Mayor Gaughan said that, on a practical level, since Altamont gets such a small amount of money from the state — about $5,000 — DiNapoli’s report makes little difference.

“Philosophically though,” said Gaughan, “I would be concerned because to reduce funds across the board to small places puts a larger burden on them.”

He concluded, “I’d like to have input into these decisions.”

“The current formula for state aid ignores the reality that many villages and towns have surpassed cities in size and provide similar services,” DiNapoli said in his report. “In the interest of fairness, the state’s decades-old revenue sharing formula needs to change.”

The report goes on to say that “the current revenue sharing distribution is based on a formula that is almost 50 years old and an increasingly outdated municipal classification system.”

The comptroller is favoring a revision of criteria for revenue sharing, focusing less on a municipality’s label, and more on the needs of residents, the services it provides, and the condition of its economic condition.

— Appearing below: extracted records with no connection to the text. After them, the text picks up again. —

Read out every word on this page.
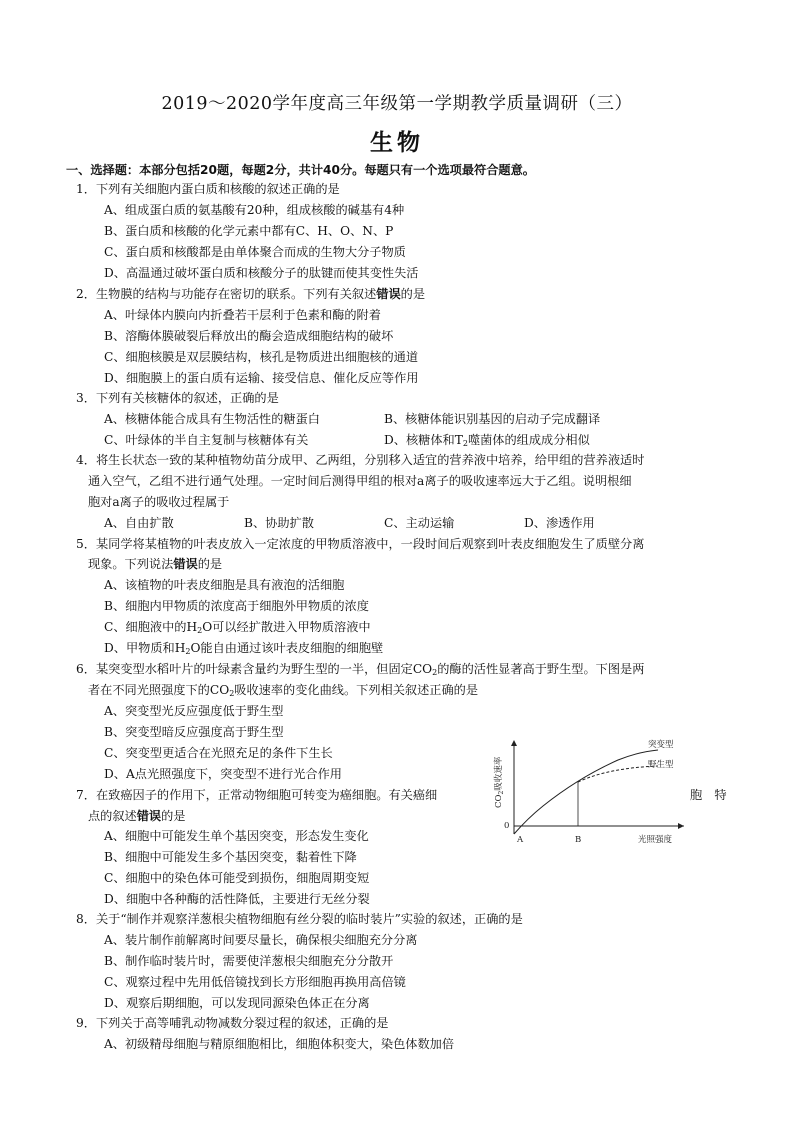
2019～2020学年度高三年级第一学期教学质量调研（三）
生物
一、选择题：本部分包括20题，每题2分，共计40分。每题只有一个选项最符合题意。
1．下列有关细胞内蛋白质和核酸的叙述正确的是
A、组成蛋白质的氨基酸有20种，组成核酸的碱基有4种
B、蛋白质和核酸的化学元素中都有C、H、O、N、P
C、蛋白质和核酸都是由单体聚合而成的生物大分子物质
D、高温通过破坏蛋白质和核酸分子的肽键而使其变性失活
2．生物膜的结构与功能存在密切的联系。下列有关叙述错误的是
A、叶绿体内膜向内折叠若干层利于色素和酶的附着
B、溶酶体膜破裂后释放出的酶会造成细胞结构的破坏
C、细胞核膜是双层膜结构，核孔是物质进出细胞核的通道
D、细胞膜上的蛋白质有运输、接受信息、催化反应等作用
3．下列有关核糖体的叙述，正确的是
A、核糖体能合成具有生物活性的糖蛋白	B、核糖体能识别基因的启动子完成翻译
C、叶绿体的半自主复制与核糖体有关	D、核糖体和$T_2$噬菌体的组成成分相似
4．将生长状态一致的某种植物幼苗分成甲、乙两组，分别移入适宜的营养液中培养，给甲组的营养液适时
通入空气，乙组不进行通气处理。一定时间后测得甲组的根对a离子的吸收速率远大于乙组。说明根细
胞对a离子的吸收过程属于
A、自由扩散	B、协助扩散	C、主动运输	D、渗透作用
5．某同学将某植物的叶表皮放入一定浓度的甲物质溶液中，一段时间后观察到叶表皮细胞发生了质壁分离
现象。下列说法错误的是
A、该植物的叶表皮细胞是具有液泡的活细胞
B、细胞内甲物质的浓度高于细胞外甲物质的浓度
C、细胞液中的$H_2O$可以经扩散进入甲物质溶液中
D、甲物质和$H_2O$能自由通过该叶表皮细胞的细胞壁
6．某突变型水稻叶片的叶绿素含量约为野生型的一半，但固定$CO_2$的酶的活性显著高于野生型。下图是两
者在不同光照强度下的$CO_2$吸收速率的变化曲线。下列相关叙述正确的是
A、突变型光反应强度低于野生型
B、突变型暗反应强度高于野生型
C、突变型更适合在光照充足的条件下生长
D、A点光照强度下，突变型不进行光合作用
7．在致癌因子的作用下，正常动物细胞可转变为癌细胞。有关癌细	胞　特
点的叙述错误的是
A、细胞中可能发生单个基因突变，形态发生变化
B、细胞中可能发生多个基因突变，黏着性下降
C、细胞中的染色体可能受到损伤，细胞周期变短
D、细胞中各种酶的活性降低，主要进行无丝分裂
8．关于“制作并观察洋葱根尖植物细胞有丝分裂的临时装片”实验的叙述，正确的是
A、装片制作前解离时间要尽量长，确保根尖细胞充分分离
B、制作临时装片时，需要使洋葱根尖细胞充分分散开
C、观察过程中先用低倍镜找到长方形细胞再换用高倍镜
D、观察后期细胞，可以发现同源染色体正在分离
9．下列关于高等哺乳动物减数分裂过程的叙述，正确的是
A、初级精母细胞与精原细胞相比，细胞体积变大，染色体数加倍
$CO_2$吸收速率
0
A	B	光照强度
突变型
野生型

As of right now, Mayor Gaughan sees good things ahead for the village, he said. “I’m proud of the entire budget and the work that all of the department heads did.”

Other business

In other business, at its April 1 meeting, the village board:

— Deferred until next month on formation of a committee on the historic Crounse house. The village and the town of Guilderland bought the empty house from the county with the intent of restoring it for use by senior residents;

— Voted unanimously in favor of the construction of a 2,550 square foot SEFCU building at the intersection of Route 146 and Gun Club Road. [For more on this, look under “archives” at www.altamontenterprise.com, for April 3];

— Voted unanimously in favor of a public hearing, to be held at the regular May 6 village board meeting, regarding John Donato’s request to rezone his Altamont Lanes Bowling Center as apartments; and

— Voted unanimously to appoint Trustee William Aylward as village marriage officer for one year without pay.